Walter Shapiro, writing at the New Republic:
Of course, the current none-of-the-above mood among many Republican loyalists could simply be viewed as a vote of no-confidence in the bizarre way that we choose presidential nominees (eight months devoted to wooing 120,000 Iowa GOP caucus-goers). It is as if the Republicans finally grasp the Catch-22 of contemporary campaigning: Anyone who runs for president in an era of cell-phone cameras and Tweet-deck reporters is too crazy ever to be allowed control over nuclear weapons.
The focus on Republicans in the paragraph is because the piece is about the longing, in some quarters of the GOP, for candidates not running (e.g., Daniels, Christie, even Jeb). The basic sentiment is universal in nature, I should think, transcending not only partisan lines, but international barriers.
At a minimum, one does often feel as if the people who run for office are the ones we really least want for office. Indeed, to paraphrase Rumsfeld: you go to the ballot box with the candidate you have, not the candidate you want, or would like to have.
The lament over the quality of candidates is an age-old one, but it always seems worse in real time, I think. The funny thing is, practically every president we have ever had, save perhaps Washington, has been perceived by some substantial part of the population as, well, an idiot unfit for election (and there, in fact, people who thought that even about Washington). And yet, many of those selfsame idiots are now considered Great Americans (and in a nonpartisan way, often).
The above from Shapiro reminds me of this classic bit from the Hitch-Hiker’s Guide to the Galaxy (the radio version):
The major problem – one of the major problems – for there are several – one of the many major problems with governing people is that of who you get to do it. Or, rather, of who manages to get people to let them do it to them. To summarise: it is a well-known and much lamented fact that those people who most want to rule people are, ipso facto, those least suited to do it.

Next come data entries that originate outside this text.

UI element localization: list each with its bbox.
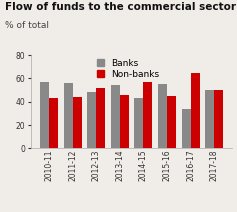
Legend: Banks, Non-banks: Banks, Non-banks	[96, 58, 160, 80]
Bar	[205, 90, 214, 148]
Text: Flow of funds to the commercial sector: Flow of funds to the commercial sector	[5, 2, 236, 12]
Bar	[214, 90, 223, 148]
Bar	[182, 109, 191, 148]
Bar	[111, 85, 120, 148]
Bar	[167, 96, 176, 148]
Bar	[64, 83, 73, 148]
Bar	[73, 97, 82, 148]
Bar	[158, 84, 167, 148]
Bar	[143, 82, 152, 148]
Bar	[191, 73, 200, 148]
Bar	[49, 98, 58, 148]
Bar	[134, 98, 143, 148]
Bar	[96, 88, 105, 148]
Bar	[40, 82, 49, 148]
Bar	[120, 95, 129, 148]
Bar	[87, 92, 96, 148]
Text: % of total: % of total	[5, 21, 49, 30]
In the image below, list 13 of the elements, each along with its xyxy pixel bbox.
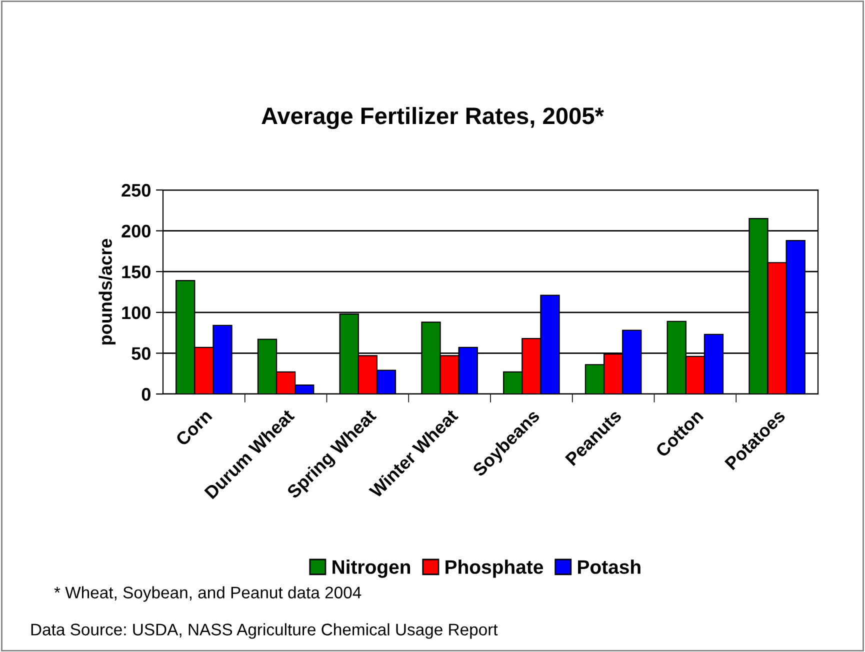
legend-label: Nitrogen [332,560,410,578]
y-axis-title: pounds/acre [98,238,116,344]
y-tick-label: 100 [122,306,150,320]
chart-title: Average Fertilizer Rates, 2005* [262,106,604,130]
y-tick-label: 250 [122,184,150,197]
source-note: Data Source: USDA, NASS Agriculture Chemical Usage Report [31,623,498,639]
text: * Wheat, Soybean, and Peanut data 2004 [54,586,362,602]
y-tick-label: 200 [122,224,150,238]
legend-label: Phosphate [446,560,544,578]
y-tick-label: 150 [122,266,150,278]
legend-label: Potash [578,560,640,574]
y-tick-label: 0 [142,388,150,401]
y-tick-label: 50 [132,347,150,360]
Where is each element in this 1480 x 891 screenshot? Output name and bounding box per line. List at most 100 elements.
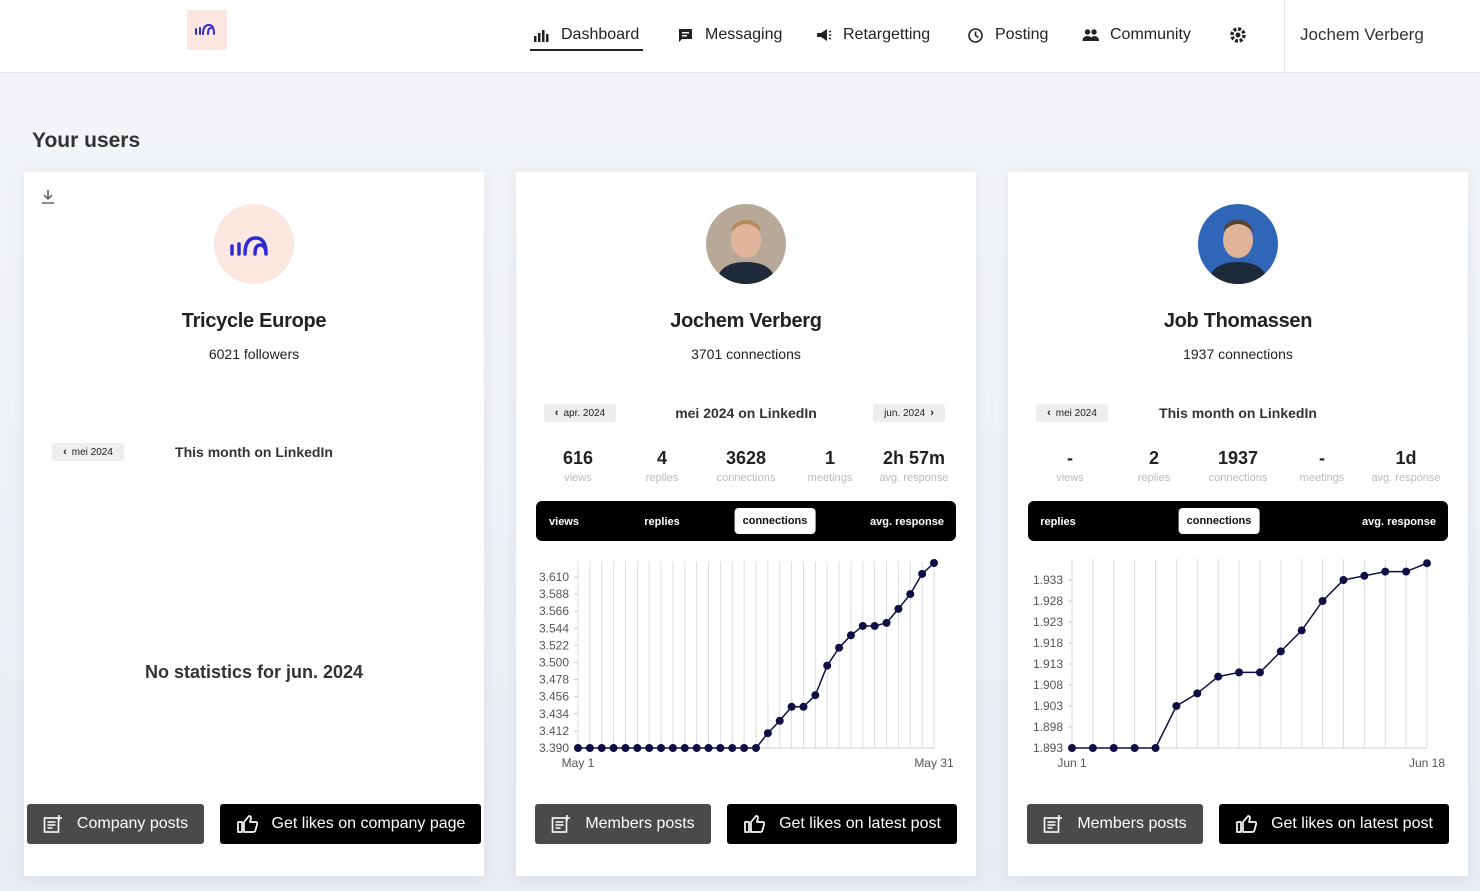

To summarise the summary: anyone who is capable of getting themselves made president should, on no account, be allowed to do the job. To summarise the summary of the summary: people are a problem.
This is all a combination of amusing and depressing, although ultimately it is also the case that there are far worse alternatives. There is a reason that Churchill said that “Democracy is the worst form of government, except for all those other forms that have been tried from time to time.”
And, really, despite all the angst and hand-wringing, we have ultimately done relatively well over the years.